Con El faro, su segunda película, el cineasta Robert Eggers devuelve a la mitología clásica al primer plano gracias de una alegoría muy cercana a lo teatral y lo pictórico en sus formas pero rabiosamente cinematográfica.
Dos fareros, uno viejo y uno joven, llegan a un remoto faro de una escarpada costa atlántica para ocuparse de su funcionamiento. No se conocen de nada, pero tendrán que compartir todo durante un mes comida, espacio, oxígeno y un exceso de ventosidades.

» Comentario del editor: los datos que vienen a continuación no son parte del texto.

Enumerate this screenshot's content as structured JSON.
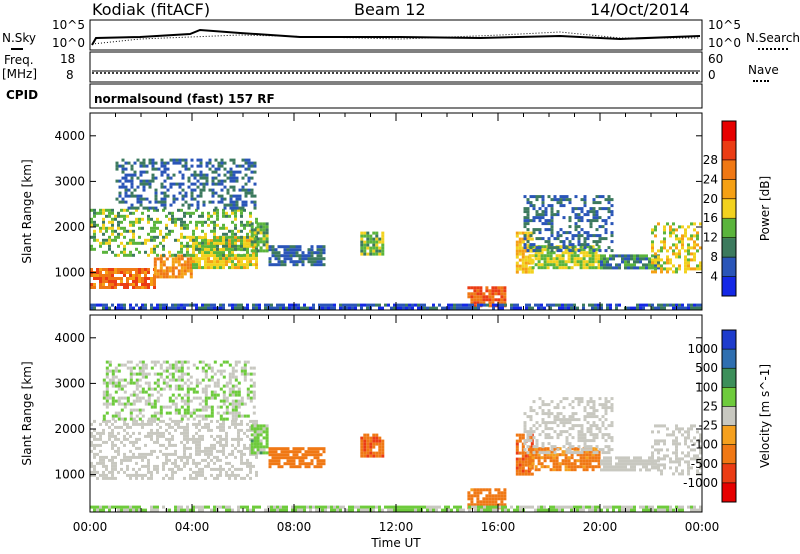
{
  "header": {
    "station": "Kodiak (fitACF)",
    "beam": "Beam 12",
    "date": "14/Oct/2014"
  },
  "status_panel": {
    "left_labels": {
      "nsky": "N.Sky",
      "freq": "Freq.",
      "freq_unit": "[MHz]",
      "cpid": "CPID"
    },
    "right_labels": {
      "nsearch": "N.Search",
      "nave": "Nave"
    },
    "noise_left_ticks": [
      "10^5",
      "10^0"
    ],
    "noise_right_ticks": [
      "10^5",
      "10^0"
    ],
    "freq_left_ticks": [
      "18",
      "8"
    ],
    "nave_right_ticks": [
      "60",
      "0"
    ],
    "cpid_text": "normalsound (fast) 157 RF"
  },
  "chart_data": [
    {
      "type": "heatmap",
      "name": "power",
      "ylabel": "Slant Range [km]",
      "xlabel": "",
      "xlim": [
        "00:00",
        "24:00"
      ],
      "ylim": [
        180,
        4500
      ],
      "y_ticks": [
        1000,
        2000,
        3000,
        4000
      ],
      "colorbar": {
        "label": "Power [dB]",
        "ticks": [
          "4",
          "8",
          "12",
          "16",
          "20",
          "24",
          "28"
        ],
        "colors": [
          "#1428e6",
          "#2a55b8",
          "#3c7a5e",
          "#5ab43c",
          "#f2d21e",
          "#f5a014",
          "#f07814",
          "#eb3c14",
          "#e60000"
        ]
      },
      "regions": [
        {
          "t": [
            0.0,
            2.5
          ],
          "r": [
            700,
            1100
          ],
          "level": 27
        },
        {
          "t": [
            2.5,
            4.0
          ],
          "r": [
            900,
            1400
          ],
          "level": 24
        },
        {
          "t": [
            4.0,
            6.5
          ],
          "r": [
            1100,
            1800
          ],
          "level": 18
        },
        {
          "t": [
            0.0,
            6.5
          ],
          "r": [
            1400,
            2400
          ],
          "level": 14
        },
        {
          "t": [
            1.0,
            6.5
          ],
          "r": [
            2400,
            3500
          ],
          "level": 8
        },
        {
          "t": [
            6.3,
            7.0
          ],
          "r": [
            1500,
            2100
          ],
          "level": 14
        },
        {
          "t": [
            7.0,
            9.2
          ],
          "r": [
            1200,
            1600
          ],
          "level": 8
        },
        {
          "t": [
            10.6,
            11.5
          ],
          "r": [
            1400,
            1900
          ],
          "level": 14
        },
        {
          "t": [
            14.8,
            16.3
          ],
          "r": [
            300,
            700
          ],
          "level": 28
        },
        {
          "t": [
            16.7,
            17.4
          ],
          "r": [
            1000,
            1900
          ],
          "level": 20
        },
        {
          "t": [
            17.2,
            20.0
          ],
          "r": [
            1100,
            1600
          ],
          "level": 16
        },
        {
          "t": [
            17.0,
            20.5
          ],
          "r": [
            1500,
            2700
          ],
          "level": 8
        },
        {
          "t": [
            20.0,
            22.3
          ],
          "r": [
            1100,
            1400
          ],
          "level": 10
        },
        {
          "t": [
            22.0,
            24.0
          ],
          "r": [
            1000,
            2100
          ],
          "level": 18
        },
        {
          "t": [
            0.0,
            24.0
          ],
          "r": [
            200,
            320
          ],
          "level": 6
        }
      ]
    },
    {
      "type": "heatmap",
      "name": "velocity",
      "ylabel": "Slant Range [km]",
      "xlabel": "Time UT",
      "xlim": [
        "00:00",
        "24:00"
      ],
      "ylim": [
        180,
        4500
      ],
      "x_ticks": [
        "00:00",
        "04:00",
        "08:00",
        "12:00",
        "16:00",
        "20:00",
        "00:00"
      ],
      "y_ticks": [
        1000,
        2000,
        3000,
        4000
      ],
      "colorbar": {
        "label": "Velocity [m s^-1]",
        "ticks": [
          "1000",
          "500",
          "100",
          "25",
          "-25",
          "-100",
          "-500",
          "-1000"
        ],
        "colors": [
          "#1e3ccd",
          "#2f6fb0",
          "#3c8f5a",
          "#6ecb3c",
          "#c8c8c0",
          "#f5a01e",
          "#f07814",
          "#eb3c14",
          "#e60000"
        ]
      },
      "regions": [
        {
          "t": [
            0.0,
            6.5
          ],
          "r": [
            900,
            2200
          ],
          "level": 0
        },
        {
          "t": [
            0.5,
            6.5
          ],
          "r": [
            2200,
            3500
          ],
          "level": 20
        },
        {
          "t": [
            6.3,
            7.0
          ],
          "r": [
            1500,
            2100
          ],
          "level": 60
        },
        {
          "t": [
            7.0,
            9.2
          ],
          "r": [
            1200,
            1600
          ],
          "level": -300
        },
        {
          "t": [
            10.6,
            11.5
          ],
          "r": [
            1400,
            1900
          ],
          "level": -400
        },
        {
          "t": [
            14.8,
            16.3
          ],
          "r": [
            300,
            700
          ],
          "level": -200
        },
        {
          "t": [
            16.7,
            17.4
          ],
          "r": [
            1000,
            1900
          ],
          "level": -400
        },
        {
          "t": [
            17.2,
            20.0
          ],
          "r": [
            1100,
            1600
          ],
          "level": -150
        },
        {
          "t": [
            17.0,
            20.5
          ],
          "r": [
            1500,
            2700
          ],
          "level": 0
        },
        {
          "t": [
            20.0,
            22.3
          ],
          "r": [
            1100,
            1400
          ],
          "level": 0
        },
        {
          "t": [
            22.0,
            24.0
          ],
          "r": [
            1000,
            2100
          ],
          "level": 0
        },
        {
          "t": [
            0.0,
            24.0
          ],
          "r": [
            200,
            320
          ],
          "level": 30
        }
      ]
    }
  ]
}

El joven siente desconfianza del viejo, único encargado de la lámpara, de la luz de ese faro, una luz que quiere solo para él, una luz de la que se alimenta. Pero el viejo es un extrovertido veterano superviviente de mil batallas que no deja cena sin anécdotas ni sin brindis, regando las noches de guardia con alcohólico aliciente. Mientras el joven, reticente a sus embestidas, por amistosas que sean, dedica su tiempo al trabajo, a aprender su nuevo oficio, tras abandonar una vida pasada, cómoda en el refugio de las sombras de una memoria selectiva a la que prefiere no arrojar ni un rayo de esa luz que los ilumina cada noche.
Robert Pattinson y Willem Dafoe, en sus papeles de joven y viejo, ofrecen uno de los duelos interpretativos de más brutalidad visto en los últimos años, y nos conducen a un viaje a la locura desde el horror del aislamiento de la propia alma en los confines de un mundo que, desde ese faro, no parece ya existir. Solos, con la compañía de unas gaviotas, sobreviven a un tiempo infinito, más allá de sus contratos, abandonados a una luz por la que ya, decididamente, ambos compiten. El viejo, ese titán guardián de las esencias, y el joven, un Prometeo decidido a rescatar el fuego para dárselo… ¿a quién? No quedan hombres ya, solo la ambición de derrocar al mayor, al viejo. La eterna lucha generacional por la propiedad del poder, aunque a menudo, el joven acaba superando al viejo en ferocidad, en mentiras y engaños. Hasta llegar, definitivamente, al castigo, servido a las gaviotas en bandeja de plata.